Alright, so I’ve been getting more and more spam in recent weeks, and they’ve been getting harder and harder to build basic filter rules for.

My mail works in a pretty round-about way:
I have multiple POP accounts all over the place, which have sort of accumulated over the years. It becomes a bit of a mission to always set up and check all these accounts, so what I have now is a small Python script that connects to each of the servers, grabs the mail, sorts them based on some simple filters (like, containing a [mailinglist] type subject), and places them within a Maildir structure based on that sorting. In addition, it does the same thing for deciding if it should delete a message - extremely basic spam filtering rules can be set up to check out certain headers for possible spam flags, etc.

The downloaded mail is then served via IMAP, using the Dovecot mail server. The great thing about that, is then every time I re-install any of the machines I use for mail access, or install a new one, I instantly have all my neatly sorted folders, all my mail from all my accounts, and only one IMAP account I need to set up.

Anyway, basically, the spam filtering of the above system was rather lame, so I went on the hunt for something a little more useful. Enter SpamBayes - a mail proxy application written in Python.

It’s already “in Debian”, so installing was as fun as always (aptitude install spambayes), after which I only needed to start the service, and then it’s off to a browser to configure it. Actually there wasone step before that - since I’m running this on my server, and SpamBayes is meant for use by a single user on their own PC, it doesn’t allow connections do it’s browser-based configuration from other hosts. Which is a bit of a problem when running a server which I have no interaction with beyond a command shell. Thanks to Lynx I was able to configure it to allow connections from my local network.

For starters, you need to tell it which POP3 servers you want to connect to, and assign local ports to each one, which will be stand-ins for port 110 when connecting to servers. The interface for this is a bit troublesome however, requiring you to enter each server into a single input field, separated by commas. The associated ports for each server are then entered into another input field in the same manner. It took me a while to get both the fields synced due tot he number of servers I intended using.

Next up, I fed it a few emails for training (saved emails out of Thunderbird as EML files, and these can be uploaded to the server for training via the browser interface) both ‘ham’ and spam.
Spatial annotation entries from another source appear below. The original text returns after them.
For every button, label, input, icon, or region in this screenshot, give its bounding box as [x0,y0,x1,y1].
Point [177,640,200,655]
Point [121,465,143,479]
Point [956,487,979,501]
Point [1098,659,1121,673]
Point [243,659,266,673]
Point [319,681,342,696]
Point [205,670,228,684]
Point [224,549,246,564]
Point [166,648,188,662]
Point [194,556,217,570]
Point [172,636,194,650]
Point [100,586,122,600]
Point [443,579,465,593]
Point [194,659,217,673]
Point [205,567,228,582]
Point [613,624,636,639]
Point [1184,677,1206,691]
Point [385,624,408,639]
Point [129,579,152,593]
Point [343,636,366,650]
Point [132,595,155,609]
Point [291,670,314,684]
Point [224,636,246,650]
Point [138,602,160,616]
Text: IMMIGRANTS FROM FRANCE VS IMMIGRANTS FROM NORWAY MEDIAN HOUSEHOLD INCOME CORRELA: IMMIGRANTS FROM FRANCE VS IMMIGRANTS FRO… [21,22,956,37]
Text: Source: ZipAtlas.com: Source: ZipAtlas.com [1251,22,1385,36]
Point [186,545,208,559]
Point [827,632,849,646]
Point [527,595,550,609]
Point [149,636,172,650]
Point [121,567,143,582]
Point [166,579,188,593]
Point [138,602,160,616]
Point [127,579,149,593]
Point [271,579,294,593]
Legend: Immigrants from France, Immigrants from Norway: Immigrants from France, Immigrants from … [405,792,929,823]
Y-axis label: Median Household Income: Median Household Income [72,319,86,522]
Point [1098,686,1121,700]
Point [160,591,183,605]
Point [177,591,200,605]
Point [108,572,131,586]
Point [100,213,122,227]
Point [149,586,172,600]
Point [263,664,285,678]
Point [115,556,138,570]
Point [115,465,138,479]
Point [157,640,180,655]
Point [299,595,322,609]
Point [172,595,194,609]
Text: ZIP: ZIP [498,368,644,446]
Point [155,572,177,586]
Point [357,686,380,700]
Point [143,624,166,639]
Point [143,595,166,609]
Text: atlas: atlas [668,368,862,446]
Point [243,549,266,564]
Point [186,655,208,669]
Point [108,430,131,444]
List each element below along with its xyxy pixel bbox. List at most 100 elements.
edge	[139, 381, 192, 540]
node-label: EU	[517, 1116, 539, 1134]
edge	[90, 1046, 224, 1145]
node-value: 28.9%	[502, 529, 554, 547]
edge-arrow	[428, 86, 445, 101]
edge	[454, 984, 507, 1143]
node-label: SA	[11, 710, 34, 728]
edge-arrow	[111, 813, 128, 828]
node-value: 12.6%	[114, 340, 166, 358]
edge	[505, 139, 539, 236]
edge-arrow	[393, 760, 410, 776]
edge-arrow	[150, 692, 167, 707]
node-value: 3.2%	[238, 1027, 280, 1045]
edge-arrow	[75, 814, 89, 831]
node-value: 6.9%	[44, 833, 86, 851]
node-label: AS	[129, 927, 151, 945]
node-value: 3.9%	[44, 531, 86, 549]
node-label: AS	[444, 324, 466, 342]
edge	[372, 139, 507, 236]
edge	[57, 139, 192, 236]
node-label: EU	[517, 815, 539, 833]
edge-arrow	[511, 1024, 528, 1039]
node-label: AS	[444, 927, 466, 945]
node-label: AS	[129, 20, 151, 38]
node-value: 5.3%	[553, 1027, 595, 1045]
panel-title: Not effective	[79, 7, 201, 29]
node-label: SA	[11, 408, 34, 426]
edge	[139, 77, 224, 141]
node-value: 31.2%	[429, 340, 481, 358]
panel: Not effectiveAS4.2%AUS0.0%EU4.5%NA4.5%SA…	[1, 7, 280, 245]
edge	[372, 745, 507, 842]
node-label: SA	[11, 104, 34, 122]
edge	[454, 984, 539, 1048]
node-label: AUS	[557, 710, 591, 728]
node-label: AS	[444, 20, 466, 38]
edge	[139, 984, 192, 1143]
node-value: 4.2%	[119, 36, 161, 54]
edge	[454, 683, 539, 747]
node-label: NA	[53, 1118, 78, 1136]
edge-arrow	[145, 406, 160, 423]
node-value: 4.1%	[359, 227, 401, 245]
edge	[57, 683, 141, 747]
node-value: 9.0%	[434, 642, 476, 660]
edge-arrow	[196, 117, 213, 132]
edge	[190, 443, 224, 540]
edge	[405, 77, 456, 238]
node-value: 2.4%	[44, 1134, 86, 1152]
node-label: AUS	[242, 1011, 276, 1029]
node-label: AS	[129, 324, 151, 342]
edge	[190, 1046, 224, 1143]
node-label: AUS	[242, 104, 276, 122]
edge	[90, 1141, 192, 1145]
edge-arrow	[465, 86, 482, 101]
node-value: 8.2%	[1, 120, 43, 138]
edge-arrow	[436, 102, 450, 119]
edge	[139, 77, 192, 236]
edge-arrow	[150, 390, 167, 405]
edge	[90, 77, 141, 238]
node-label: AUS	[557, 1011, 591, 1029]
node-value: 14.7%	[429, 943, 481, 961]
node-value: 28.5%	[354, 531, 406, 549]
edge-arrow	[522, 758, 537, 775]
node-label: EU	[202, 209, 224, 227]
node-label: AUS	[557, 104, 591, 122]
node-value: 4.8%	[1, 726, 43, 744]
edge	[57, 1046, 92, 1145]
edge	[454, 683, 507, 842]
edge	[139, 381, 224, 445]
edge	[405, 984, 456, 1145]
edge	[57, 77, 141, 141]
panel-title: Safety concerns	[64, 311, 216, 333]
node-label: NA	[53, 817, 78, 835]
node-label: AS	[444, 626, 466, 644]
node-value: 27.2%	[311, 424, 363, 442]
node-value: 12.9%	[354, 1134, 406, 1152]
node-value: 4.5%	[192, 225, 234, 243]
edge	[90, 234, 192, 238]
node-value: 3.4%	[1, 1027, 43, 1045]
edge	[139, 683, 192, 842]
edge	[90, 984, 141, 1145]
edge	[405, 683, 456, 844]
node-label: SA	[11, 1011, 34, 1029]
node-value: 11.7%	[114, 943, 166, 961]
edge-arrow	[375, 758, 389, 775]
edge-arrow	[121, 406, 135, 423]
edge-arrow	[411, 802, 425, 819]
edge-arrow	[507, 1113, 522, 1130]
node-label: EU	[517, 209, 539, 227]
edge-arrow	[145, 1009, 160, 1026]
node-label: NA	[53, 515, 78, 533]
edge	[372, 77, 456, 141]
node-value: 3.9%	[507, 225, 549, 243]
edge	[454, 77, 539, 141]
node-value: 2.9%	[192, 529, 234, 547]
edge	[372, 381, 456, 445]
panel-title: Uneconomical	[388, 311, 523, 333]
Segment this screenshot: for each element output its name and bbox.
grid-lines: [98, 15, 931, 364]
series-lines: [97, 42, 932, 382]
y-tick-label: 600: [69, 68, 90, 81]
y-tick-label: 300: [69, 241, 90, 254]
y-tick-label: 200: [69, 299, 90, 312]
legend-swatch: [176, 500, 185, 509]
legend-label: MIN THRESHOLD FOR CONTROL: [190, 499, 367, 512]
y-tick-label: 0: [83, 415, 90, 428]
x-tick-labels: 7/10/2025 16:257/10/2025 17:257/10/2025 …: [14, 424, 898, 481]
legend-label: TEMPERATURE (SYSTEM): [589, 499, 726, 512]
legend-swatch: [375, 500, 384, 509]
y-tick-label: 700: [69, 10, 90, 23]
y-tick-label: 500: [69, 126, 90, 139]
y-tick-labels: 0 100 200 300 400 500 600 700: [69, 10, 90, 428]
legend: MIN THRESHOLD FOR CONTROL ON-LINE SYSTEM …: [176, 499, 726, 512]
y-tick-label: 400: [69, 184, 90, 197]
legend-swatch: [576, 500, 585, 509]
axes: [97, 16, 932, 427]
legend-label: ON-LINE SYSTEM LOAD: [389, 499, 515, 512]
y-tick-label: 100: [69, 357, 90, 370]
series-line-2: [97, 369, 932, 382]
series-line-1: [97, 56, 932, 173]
Once it knew the basics, I simply updated the list of servers in my Python script to “localhost”, and whichever port each one was set to. Shortly thereafter, mail started passing through the system. Most of it was identified as “unsure”, as it hadn’t seen enough examples of ham or spam yet. Quite smartly, it keeps a record of each message that’s passed through, and you can easily train ham or spam from these.

Around 50 mails later, it was identifying almost every message perfectly. I’m going to leave it running for a day or two more, training everything that arrives, then I’ll just add a single filter to my mail fetching script, looking at the “X-Spambayes-Classification” header for “spam” (delete), or “ham” take no action.

I’m quite happy with this setup, looks like it’ll work quite well :D.